2ème plan : l’aspect littéraire et éditorial. Vous connaissez l’histoire des textes de Bandi, c’est à dire de la luciole, cette petite lueur d’informations lancée sur le marché du livre français grâce aux éditions Picquier, en 2016. Sept textes, plus précisément sept nouvelles au réalisme affiché, mais lestées d’émotions, d’ironie, d’indignations. Sans doute peut-on interpréter ces nouvelles comme autant d’appels au secours d’une population qui subit depuis l’enfance et jusqu’à la mort les effets d’un régime inhumain au point qu’elle ne sait plus bien ce que c’est qu’être libre. Il est question dans La Dénonciation d’oiseaux qui, libérés de leur cage, y retournent ; il est question de gens qui se mettent dans la peau d’un personnage qu’ils ne sont pas…
Plusieurs moments dramatiques illustrent pourtant ce constat : la brutalité du régime, sa crainte paranoïaque des ennemis de sa forteresse (soi disant) assiégée, la méchanceté ou l’hypocrisie d’agents ou de cadres du régime, la médiocrité des conditions de vie qu’elle impose et le renvoi toujours à plus tard de l’avenir radieux pourtant promis, tout cela alimente une Résistance qui reste vivante au sein de l’État totalitaire : on ironise sue cet, on s’en moque, on le fuit. Autant de preuves que la résistance existe en Corée du Nord et qu’on y espère des changements. La Dénonciation n’est pas un livre toujours plaisant. Mais c’est un livre qui garde l’espoir en un avenir meilleur pour la population nord-coréenne. J’ajoute que ces nouvelles sont pleines d’enseignements pour qui ne connait pas la Corée du Nord : les divisions entre citoyens selon la confiance que le régime met en eux – le droit de résider dans la capitale, Pyongyang, dépendant par exemple de la catégorie à laquelle on appartient – l’interdiction des déplacements à l’intérieur même du pays hors autorisation de la police, tels sont quelques uns des enseignements de ce livre.
Bandi propose donc une œuvre littéraire de qualité. Mais c’est aussi une œuvre pleine d’enseignements.

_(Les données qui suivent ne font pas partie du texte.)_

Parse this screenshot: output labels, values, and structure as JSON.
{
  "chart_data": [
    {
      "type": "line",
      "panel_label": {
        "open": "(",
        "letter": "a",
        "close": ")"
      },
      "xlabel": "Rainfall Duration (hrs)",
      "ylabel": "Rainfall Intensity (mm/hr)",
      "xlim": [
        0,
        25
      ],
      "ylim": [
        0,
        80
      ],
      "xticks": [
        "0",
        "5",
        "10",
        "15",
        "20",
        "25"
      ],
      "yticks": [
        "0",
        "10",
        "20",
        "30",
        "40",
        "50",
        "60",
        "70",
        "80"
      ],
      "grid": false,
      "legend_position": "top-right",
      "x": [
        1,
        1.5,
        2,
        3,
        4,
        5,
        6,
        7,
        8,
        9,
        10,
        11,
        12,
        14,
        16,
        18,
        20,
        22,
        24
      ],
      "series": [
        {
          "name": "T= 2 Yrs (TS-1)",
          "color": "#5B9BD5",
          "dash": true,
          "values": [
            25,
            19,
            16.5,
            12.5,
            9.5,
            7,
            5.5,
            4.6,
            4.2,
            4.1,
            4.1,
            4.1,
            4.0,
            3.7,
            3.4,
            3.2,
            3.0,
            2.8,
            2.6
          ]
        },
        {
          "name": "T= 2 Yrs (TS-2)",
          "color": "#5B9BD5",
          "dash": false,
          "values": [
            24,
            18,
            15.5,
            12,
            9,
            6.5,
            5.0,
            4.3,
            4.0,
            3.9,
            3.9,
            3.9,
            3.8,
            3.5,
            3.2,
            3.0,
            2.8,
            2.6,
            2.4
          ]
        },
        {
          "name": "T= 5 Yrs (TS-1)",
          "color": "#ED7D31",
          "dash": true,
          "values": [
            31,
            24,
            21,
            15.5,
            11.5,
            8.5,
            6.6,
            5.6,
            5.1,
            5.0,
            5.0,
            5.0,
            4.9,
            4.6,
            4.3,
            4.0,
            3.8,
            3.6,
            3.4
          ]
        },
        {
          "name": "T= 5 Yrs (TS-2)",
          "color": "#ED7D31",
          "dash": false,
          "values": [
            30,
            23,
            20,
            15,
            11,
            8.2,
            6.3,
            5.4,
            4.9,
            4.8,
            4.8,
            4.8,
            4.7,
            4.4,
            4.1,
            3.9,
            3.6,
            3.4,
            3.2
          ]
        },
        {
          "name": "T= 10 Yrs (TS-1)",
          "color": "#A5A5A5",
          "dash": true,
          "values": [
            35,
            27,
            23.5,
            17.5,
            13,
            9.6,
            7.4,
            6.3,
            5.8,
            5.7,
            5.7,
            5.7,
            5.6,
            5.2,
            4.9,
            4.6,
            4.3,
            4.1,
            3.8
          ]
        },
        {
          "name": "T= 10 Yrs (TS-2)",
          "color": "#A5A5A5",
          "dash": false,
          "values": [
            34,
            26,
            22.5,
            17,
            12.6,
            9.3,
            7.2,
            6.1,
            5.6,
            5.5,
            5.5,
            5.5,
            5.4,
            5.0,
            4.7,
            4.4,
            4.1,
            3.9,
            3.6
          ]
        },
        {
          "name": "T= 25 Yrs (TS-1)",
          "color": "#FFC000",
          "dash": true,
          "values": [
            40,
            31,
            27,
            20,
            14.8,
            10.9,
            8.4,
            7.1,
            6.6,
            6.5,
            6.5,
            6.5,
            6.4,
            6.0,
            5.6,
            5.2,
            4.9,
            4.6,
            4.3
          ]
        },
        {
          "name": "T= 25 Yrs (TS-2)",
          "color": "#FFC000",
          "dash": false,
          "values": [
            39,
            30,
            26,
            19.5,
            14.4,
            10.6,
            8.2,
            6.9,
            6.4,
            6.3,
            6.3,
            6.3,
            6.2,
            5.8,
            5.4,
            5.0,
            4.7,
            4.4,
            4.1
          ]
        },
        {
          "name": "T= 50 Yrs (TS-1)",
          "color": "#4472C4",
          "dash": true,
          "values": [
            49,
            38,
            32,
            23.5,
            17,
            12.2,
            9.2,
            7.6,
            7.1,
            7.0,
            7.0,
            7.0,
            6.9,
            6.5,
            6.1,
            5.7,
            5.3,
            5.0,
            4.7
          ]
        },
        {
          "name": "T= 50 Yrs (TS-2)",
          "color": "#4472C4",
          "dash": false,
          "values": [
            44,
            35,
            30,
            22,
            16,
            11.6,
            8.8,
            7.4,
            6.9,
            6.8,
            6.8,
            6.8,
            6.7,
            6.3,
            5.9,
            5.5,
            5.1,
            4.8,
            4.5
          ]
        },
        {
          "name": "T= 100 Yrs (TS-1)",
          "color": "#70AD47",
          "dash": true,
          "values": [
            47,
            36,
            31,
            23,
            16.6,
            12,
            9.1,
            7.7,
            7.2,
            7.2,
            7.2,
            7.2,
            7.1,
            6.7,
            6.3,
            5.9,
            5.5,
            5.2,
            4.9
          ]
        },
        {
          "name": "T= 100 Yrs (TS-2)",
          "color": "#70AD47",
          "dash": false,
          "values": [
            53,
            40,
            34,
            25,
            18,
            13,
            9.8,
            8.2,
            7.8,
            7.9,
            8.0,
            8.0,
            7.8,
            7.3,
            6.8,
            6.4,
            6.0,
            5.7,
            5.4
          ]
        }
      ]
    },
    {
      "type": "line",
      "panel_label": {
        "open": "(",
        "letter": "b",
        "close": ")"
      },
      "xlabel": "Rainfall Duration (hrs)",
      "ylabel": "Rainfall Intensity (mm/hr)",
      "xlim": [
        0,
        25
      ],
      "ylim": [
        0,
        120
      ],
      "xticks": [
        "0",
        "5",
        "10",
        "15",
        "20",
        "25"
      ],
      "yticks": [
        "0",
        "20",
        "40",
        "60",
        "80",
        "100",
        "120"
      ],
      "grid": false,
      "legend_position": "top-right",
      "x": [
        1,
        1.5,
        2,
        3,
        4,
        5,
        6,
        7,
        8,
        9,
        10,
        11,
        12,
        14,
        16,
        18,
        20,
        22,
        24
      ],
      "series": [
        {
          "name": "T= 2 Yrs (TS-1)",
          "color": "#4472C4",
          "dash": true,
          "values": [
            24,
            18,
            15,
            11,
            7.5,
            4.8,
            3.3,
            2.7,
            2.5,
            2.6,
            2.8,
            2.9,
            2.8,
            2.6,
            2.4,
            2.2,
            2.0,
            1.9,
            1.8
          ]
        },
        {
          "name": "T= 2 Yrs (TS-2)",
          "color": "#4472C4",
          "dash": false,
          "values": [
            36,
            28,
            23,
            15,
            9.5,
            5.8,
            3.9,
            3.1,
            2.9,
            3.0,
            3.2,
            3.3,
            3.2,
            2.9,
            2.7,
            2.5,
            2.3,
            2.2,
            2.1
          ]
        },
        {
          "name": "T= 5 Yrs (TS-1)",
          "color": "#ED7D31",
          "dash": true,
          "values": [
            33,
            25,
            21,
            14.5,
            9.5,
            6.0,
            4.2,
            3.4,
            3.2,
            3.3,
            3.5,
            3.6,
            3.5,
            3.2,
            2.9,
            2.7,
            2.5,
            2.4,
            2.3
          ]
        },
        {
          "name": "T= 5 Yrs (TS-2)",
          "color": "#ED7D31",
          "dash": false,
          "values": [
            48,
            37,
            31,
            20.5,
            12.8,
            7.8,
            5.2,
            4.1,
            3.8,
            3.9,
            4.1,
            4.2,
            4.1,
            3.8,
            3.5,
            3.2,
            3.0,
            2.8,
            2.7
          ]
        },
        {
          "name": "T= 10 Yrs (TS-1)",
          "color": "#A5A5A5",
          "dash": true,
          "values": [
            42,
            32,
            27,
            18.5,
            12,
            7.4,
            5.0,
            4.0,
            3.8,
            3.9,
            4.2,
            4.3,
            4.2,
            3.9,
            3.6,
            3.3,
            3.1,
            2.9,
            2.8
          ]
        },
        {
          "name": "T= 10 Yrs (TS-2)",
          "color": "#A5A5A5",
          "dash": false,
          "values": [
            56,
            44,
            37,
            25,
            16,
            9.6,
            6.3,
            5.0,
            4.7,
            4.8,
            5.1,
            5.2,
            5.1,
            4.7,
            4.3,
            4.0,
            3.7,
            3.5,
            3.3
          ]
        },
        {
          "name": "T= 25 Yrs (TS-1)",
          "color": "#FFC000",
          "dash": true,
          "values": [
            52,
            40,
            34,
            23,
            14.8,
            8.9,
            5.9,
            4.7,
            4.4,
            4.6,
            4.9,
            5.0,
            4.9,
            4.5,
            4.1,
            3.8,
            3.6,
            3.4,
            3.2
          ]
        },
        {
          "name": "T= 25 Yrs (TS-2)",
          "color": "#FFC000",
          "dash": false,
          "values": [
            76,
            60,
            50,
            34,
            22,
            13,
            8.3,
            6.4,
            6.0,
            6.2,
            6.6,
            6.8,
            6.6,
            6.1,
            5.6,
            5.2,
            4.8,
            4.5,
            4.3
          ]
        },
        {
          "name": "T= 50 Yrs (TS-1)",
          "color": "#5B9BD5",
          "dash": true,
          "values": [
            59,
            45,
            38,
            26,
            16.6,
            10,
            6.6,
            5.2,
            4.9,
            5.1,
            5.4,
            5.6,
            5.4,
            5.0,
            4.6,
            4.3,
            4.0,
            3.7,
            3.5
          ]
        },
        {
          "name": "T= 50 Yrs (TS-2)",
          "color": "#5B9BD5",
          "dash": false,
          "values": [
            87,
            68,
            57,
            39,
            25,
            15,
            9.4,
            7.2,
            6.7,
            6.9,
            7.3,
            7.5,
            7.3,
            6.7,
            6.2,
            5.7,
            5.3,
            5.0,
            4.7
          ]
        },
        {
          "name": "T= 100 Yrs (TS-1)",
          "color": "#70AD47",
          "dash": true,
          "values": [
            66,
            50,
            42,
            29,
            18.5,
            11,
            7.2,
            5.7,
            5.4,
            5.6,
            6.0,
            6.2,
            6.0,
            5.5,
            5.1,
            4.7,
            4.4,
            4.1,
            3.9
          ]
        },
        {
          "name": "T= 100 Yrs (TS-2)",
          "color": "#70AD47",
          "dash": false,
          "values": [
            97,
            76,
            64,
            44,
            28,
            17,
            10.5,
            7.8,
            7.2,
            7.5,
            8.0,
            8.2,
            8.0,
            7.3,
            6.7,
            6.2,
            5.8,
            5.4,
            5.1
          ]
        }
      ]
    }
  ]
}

Troisième plan : l’actualité. Cet ouvrage écrit il y a une trentaine d’années est même utile pour mieux juger du monde actuel : c’est en effet sur cet horrible régime totalitaire que s’appuie aujourd’hui le régime russe de Vladimir Poutine, comme il s’appuie sur le régime des mollahs iraniens. Ici, la luciole devient un puissant projecteur. Que l’Iran des mollahs fournisse des drones à la Russie et la Corée du Nord des obus et des soldats, bref : que l’un et l’autre État combattent le monde démocratique éclaire la nocivité du régime poutinien et confirme ce qu’il y a dix ans déjà nous suggérait Bandi : le totalitarisme n’est pas seulement un sujet de scandale tant y sont bafoués les droits de l’homme. C’est aussi une menace contre l’existence même de nos démocraties.
Un grand merci donc à Bandi, aux réseaux discrets qui ont conduit son œuvre jusqu’à nous, un grand merci à tous ces peintres qui nous ont rendu les nouvelles plus accessibles et un grand merci à l’église baptiste qui nous reçoit et tous ceux qui ont rendu possible cette exposition.